Sometimes the owner of a motor vehicle can be liable for injuries caused by the driver of their car, even though they are neither driving nor at the accident scene, on the basis of their ownership and their grant of permission for the at-fault driver to use the car.
Where a car owner lets another person drive a car, the car owner as sharing liability for any accident caused by the borrower. The car owner's liability may be predicated on an "owner liability" statute, or on common law principles such as negligent entrustment. From a public policy perspective, owner liability helps ensure that there will be insurance coverage for the accident, as the owner of a car will typically be insured. A borrower of a car is less likely to be insured.
Owner liability ordinarily involves the permissive use of a vehicle. That is, the owner gives the borrower permission to use the car, or knowingly acquiesces in their use of the vehicle. Depending upon state law, in the event of an accident a member of the owner's household may be presumed to be driving with the owner's permission.

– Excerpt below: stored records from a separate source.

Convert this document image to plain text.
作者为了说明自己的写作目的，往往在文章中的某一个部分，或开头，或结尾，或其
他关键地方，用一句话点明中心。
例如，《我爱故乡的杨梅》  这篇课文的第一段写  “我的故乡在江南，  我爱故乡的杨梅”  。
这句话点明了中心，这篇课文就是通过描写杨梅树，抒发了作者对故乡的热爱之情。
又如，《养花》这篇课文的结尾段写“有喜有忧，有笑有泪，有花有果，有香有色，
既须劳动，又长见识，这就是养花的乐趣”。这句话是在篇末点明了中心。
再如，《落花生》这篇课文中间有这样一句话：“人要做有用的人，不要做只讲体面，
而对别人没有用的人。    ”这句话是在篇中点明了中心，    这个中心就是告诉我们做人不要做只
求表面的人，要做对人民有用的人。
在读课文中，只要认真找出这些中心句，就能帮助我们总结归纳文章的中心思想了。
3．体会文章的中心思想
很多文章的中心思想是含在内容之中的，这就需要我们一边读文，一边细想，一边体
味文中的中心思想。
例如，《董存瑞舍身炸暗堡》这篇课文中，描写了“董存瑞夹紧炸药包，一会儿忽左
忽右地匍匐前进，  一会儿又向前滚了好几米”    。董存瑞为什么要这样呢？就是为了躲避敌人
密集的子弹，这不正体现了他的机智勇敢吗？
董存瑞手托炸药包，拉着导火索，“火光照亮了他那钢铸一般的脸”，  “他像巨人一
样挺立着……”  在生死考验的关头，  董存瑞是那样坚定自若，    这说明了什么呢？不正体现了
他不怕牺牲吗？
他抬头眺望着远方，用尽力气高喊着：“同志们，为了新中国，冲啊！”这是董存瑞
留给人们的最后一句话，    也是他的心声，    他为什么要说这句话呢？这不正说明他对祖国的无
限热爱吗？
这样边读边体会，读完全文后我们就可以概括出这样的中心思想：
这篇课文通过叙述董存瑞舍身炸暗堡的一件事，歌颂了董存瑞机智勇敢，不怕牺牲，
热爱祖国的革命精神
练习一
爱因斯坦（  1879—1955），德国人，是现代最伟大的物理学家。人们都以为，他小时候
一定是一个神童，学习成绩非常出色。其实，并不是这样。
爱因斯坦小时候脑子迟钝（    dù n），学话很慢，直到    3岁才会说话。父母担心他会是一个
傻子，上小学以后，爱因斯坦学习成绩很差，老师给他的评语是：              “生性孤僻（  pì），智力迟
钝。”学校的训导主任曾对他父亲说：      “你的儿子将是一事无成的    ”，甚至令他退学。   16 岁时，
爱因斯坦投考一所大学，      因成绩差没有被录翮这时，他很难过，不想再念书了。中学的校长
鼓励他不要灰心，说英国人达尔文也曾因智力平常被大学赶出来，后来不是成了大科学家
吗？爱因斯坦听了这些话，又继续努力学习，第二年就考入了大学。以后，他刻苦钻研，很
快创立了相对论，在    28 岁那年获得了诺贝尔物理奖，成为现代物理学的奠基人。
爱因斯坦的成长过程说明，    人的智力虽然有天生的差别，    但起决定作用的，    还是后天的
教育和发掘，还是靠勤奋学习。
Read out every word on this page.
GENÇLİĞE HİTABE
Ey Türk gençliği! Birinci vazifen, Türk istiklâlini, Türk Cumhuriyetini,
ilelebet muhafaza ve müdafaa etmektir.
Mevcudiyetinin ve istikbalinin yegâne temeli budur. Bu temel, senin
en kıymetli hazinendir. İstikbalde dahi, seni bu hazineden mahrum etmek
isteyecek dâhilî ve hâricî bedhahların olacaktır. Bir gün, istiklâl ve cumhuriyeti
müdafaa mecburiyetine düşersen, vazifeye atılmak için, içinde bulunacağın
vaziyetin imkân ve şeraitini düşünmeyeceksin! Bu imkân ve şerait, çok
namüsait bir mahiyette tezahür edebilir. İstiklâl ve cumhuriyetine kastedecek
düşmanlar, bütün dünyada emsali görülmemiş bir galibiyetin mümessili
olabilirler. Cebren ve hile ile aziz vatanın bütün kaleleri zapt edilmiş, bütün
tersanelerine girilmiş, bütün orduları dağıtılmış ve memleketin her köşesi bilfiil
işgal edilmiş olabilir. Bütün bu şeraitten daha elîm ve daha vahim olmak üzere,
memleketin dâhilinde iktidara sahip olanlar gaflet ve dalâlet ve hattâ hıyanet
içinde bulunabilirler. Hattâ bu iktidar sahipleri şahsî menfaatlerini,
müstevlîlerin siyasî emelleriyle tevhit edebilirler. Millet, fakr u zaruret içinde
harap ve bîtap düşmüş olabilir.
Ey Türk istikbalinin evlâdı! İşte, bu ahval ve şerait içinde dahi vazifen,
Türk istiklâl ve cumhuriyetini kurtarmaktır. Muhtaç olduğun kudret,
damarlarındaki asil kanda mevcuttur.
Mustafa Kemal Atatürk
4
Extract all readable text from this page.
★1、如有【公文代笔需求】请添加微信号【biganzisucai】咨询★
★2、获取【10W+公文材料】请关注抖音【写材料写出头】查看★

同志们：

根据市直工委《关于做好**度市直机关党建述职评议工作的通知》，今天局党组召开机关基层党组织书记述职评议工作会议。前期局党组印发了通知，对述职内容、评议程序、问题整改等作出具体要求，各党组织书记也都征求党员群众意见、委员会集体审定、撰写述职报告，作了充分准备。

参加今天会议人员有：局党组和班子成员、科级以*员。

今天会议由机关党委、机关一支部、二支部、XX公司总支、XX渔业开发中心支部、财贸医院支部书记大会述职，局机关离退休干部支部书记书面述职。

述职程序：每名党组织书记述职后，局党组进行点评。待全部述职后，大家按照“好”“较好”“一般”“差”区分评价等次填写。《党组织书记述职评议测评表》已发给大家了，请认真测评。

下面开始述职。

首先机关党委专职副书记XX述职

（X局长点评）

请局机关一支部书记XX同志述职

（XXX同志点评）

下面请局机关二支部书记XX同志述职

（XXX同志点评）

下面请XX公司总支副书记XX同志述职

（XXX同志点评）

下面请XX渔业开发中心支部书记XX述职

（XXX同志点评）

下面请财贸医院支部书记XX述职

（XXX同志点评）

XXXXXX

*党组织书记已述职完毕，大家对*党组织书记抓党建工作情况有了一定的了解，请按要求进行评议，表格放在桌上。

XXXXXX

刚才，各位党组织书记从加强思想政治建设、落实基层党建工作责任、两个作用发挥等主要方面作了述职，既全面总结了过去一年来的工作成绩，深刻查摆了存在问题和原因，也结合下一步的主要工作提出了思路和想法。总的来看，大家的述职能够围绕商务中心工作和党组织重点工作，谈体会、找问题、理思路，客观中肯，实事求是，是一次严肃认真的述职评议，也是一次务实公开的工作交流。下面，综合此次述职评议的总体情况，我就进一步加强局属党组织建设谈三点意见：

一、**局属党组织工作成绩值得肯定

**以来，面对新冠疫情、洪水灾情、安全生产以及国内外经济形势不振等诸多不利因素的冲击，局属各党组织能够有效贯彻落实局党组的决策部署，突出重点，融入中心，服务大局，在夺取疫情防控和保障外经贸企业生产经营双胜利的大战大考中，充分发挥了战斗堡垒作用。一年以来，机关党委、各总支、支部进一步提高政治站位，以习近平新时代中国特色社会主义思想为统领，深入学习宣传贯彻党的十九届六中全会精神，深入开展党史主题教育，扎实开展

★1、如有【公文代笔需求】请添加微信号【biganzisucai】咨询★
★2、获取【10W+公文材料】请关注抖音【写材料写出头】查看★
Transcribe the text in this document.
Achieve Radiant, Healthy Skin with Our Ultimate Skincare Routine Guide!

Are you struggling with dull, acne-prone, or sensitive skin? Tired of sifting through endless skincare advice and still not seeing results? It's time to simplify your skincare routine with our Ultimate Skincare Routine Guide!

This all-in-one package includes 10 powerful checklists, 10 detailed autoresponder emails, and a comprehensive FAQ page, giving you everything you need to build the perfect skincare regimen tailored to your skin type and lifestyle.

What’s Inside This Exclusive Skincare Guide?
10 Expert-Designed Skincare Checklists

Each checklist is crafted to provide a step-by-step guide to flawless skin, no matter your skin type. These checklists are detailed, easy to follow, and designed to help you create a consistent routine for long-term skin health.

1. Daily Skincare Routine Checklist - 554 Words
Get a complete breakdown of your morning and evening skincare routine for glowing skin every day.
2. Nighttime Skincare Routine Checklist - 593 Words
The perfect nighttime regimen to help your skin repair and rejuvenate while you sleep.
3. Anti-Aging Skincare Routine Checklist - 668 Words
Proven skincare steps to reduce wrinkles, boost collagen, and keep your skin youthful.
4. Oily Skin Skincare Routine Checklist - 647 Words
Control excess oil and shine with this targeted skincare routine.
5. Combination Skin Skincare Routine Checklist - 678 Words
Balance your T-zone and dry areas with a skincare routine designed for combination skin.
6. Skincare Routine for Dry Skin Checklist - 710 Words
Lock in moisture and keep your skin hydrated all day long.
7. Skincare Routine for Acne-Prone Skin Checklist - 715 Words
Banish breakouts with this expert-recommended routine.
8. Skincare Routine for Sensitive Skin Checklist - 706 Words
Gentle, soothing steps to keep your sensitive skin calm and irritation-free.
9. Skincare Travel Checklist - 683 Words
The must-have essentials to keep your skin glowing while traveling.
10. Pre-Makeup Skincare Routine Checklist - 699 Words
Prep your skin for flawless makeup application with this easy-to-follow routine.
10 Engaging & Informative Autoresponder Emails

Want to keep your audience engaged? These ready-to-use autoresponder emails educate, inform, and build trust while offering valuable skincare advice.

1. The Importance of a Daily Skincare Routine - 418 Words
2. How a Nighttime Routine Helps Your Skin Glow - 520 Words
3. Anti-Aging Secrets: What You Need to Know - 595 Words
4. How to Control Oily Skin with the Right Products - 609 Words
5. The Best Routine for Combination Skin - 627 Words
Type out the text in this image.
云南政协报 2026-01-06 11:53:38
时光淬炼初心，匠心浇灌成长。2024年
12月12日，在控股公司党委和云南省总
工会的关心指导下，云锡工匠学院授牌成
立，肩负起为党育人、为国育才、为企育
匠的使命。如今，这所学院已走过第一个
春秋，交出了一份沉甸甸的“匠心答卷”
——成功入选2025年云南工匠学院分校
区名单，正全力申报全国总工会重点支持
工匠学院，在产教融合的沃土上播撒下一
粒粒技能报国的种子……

Owner liability does not ordinarily extend to non-permissive uses of a car, although an owner's negligence may sometimes cause liability to follow even where a car is stolen. For example, some jurisdictions will hold an owner liable if they leave the keys in the ignition of the car, and their car is stolen and subsequently invovled in an accident.
Where the owner of a vehicle is a government agency, sovereign immunity may apply.
Car owners who sell their cars sometimes make serious errors in judgment when selling their vehicles, which can give rise to subsequent claims against them.
"Lending" License Plates - Sometimes the car owner will let the buyer use the plates that are on the car. The only reasons for a buyer to want to keep the old plates are to avoid registering the car, or to avoid buying insurance for the car. Car buyers are generally permitted to drive a newly purchased use car from the point of sale to their home, or to a location where they can register the vehicle, even without having plates on the car. There is no reason why a car seller should permit a buyer to keep the license plates.
Failing To Complete Title Work - Following the successful sale of a vehicle, the seller should fill in the necessary information on the title to transfer ownership. Ideally this will be done at a DMV office, such that the buyer can immediately transfer the title. If that is not possible or is determined to be inconvenient, the seller should keep a copy of the completed, dated transfer of title. Some states require sellers to file a document within a specific number of days of a car sale to avoid liability, including traffic and parking fines. If you live in such a state, be sure to file the appropriate documentation with your state's DMV.